夏に花茎を長く伸ばし、名前の通り鷺(さぎ)が羽を広げたような姿の純白花を数輪咲かせます。英名の「イーグレット・フラワー(Eargret Flower)」も「白鷺」の意です。花もちはさほどよくなく、開花して4~5日で枯れてしまいます。自生のものは一輪咲きのものが多く、栽培品と比べて花茎も長く伸びます。他の野草に生存競争で負けないために花茎を長く伸ばすのかも知れません。株の基部から2~3本の地下茎を伸ばしてその先に1コずつ新しい球根を作り、秋には地上部と古い球根が枯れ、新たにできた球根の状態で冬を越します。

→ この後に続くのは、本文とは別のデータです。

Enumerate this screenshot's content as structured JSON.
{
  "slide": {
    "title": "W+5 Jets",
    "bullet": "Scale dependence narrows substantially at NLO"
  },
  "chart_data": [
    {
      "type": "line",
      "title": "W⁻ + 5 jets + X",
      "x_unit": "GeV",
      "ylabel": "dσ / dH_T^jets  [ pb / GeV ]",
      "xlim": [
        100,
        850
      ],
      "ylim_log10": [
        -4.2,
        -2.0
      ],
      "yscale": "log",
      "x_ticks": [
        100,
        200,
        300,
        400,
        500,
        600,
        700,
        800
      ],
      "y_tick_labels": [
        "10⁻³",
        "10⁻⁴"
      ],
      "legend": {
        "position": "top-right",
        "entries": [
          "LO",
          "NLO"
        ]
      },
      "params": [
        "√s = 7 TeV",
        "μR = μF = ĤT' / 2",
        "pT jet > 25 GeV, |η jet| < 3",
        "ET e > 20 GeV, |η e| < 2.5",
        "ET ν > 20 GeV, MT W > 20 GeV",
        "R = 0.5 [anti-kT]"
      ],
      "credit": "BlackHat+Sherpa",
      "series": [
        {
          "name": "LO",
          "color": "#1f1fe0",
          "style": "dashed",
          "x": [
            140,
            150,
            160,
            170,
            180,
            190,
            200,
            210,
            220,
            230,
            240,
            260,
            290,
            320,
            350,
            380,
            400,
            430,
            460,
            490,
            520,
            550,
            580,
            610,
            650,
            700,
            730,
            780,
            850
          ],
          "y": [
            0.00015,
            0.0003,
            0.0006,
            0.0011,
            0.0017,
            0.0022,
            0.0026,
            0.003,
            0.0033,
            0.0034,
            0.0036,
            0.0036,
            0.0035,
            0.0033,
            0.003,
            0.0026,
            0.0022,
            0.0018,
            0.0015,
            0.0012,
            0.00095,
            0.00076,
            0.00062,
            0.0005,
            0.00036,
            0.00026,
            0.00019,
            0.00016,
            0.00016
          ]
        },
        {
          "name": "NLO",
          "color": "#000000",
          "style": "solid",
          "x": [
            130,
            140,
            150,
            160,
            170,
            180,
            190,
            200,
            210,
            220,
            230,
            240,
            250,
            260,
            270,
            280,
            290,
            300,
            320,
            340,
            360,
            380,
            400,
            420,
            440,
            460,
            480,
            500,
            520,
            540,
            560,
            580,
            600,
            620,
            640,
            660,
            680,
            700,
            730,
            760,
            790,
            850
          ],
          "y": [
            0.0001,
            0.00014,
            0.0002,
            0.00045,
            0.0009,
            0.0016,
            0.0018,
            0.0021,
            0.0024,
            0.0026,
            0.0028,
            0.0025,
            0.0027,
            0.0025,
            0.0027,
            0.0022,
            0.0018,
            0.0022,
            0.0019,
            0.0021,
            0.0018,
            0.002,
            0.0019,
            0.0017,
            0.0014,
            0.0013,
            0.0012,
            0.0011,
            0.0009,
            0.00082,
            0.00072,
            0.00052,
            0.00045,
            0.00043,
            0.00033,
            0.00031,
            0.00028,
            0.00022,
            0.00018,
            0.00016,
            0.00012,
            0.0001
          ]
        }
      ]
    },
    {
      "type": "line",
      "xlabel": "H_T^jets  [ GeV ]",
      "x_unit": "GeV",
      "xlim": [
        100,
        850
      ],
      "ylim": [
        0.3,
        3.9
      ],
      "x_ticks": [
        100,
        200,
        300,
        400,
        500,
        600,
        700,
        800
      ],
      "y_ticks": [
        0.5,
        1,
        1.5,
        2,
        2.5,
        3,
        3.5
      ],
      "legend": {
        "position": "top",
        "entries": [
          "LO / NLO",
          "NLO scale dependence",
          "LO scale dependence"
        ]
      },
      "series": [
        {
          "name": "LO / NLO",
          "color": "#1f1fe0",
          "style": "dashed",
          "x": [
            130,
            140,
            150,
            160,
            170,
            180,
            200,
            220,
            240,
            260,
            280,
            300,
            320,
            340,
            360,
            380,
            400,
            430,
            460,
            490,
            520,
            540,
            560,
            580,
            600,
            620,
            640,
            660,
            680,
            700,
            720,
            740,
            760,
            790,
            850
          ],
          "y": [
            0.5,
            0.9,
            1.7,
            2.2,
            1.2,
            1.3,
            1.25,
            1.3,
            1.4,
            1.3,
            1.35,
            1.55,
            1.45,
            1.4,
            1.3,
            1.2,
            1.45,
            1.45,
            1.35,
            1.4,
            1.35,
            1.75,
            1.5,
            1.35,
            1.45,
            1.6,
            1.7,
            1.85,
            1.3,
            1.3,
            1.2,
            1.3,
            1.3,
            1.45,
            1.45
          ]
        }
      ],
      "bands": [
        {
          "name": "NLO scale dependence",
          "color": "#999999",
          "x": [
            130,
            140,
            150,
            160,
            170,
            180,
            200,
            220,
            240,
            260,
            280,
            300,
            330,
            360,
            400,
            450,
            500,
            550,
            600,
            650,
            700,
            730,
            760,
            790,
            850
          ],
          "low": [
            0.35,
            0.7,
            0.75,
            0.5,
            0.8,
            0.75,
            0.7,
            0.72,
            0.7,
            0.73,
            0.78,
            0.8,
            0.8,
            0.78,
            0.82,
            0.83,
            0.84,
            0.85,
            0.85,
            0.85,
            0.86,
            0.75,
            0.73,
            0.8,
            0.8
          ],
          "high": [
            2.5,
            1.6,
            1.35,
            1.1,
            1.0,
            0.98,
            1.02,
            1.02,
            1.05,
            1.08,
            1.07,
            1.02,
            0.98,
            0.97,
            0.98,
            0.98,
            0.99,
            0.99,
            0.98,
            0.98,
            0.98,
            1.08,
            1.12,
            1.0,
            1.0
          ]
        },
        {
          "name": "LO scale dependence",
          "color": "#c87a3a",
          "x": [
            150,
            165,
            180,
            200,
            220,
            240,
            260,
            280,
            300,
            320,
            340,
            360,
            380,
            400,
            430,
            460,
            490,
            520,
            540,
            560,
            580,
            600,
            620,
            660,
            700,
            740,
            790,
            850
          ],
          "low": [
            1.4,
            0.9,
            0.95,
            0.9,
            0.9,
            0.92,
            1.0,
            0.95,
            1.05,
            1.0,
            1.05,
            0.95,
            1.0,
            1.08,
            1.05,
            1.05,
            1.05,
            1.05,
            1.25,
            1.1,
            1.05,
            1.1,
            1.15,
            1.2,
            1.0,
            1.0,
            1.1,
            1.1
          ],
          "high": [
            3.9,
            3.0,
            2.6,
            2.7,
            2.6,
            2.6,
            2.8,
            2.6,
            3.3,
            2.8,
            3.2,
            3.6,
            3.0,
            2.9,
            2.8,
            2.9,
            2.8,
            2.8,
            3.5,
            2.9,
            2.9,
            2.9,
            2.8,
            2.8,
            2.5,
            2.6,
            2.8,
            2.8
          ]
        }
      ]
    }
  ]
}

普通の青葉種のほかに、葉に美しい斑のはいる品種もあります。代表的なものに葉に白い縁どりのはいる「銀河」、黄色っぽい縁取りのはいる「かがやき」、縁が緑色で中に黄色の斑が入る「あかつき」ストライプの斑が入る「天の川」などがあります。また、花変わり種として「飛翔」などの品種が挙げられます。

学名はハベナリア・ラビアタです。ハベナリアは「革紐・手綱」、ラビアタは「射出状の」と言う意味ですが、由来はよくわかりません。

日本人との関わり

17世紀頃の園芸書『花壇地錦抄』には育て方が記載されており、栽培の歴史は古いと思われます。サギソウにまつわる伝説や物語も多く、日本人には古くから親しまれている野草です。現在では東京都世田谷区や兵庫県姫路市のシンボル花になっています。姫路市では一部のマンホールのふたにもサギソウが描かれています。 世田谷区では四角い側溝蓋にサギソウがデザインされています。

その他の仲間

サギソウを含むハベナリア属(分類上、サギソウはそこから分離されたペクテイリス属に分類することもあります)は主に世界の熱帯から温帯に600種以上が分布します。サギソウ同様、ユニークな花姿のものが多いです。 日本にはサギソウの他、ミズトンボ〔H. sagittifera〕など10種前後が知られています。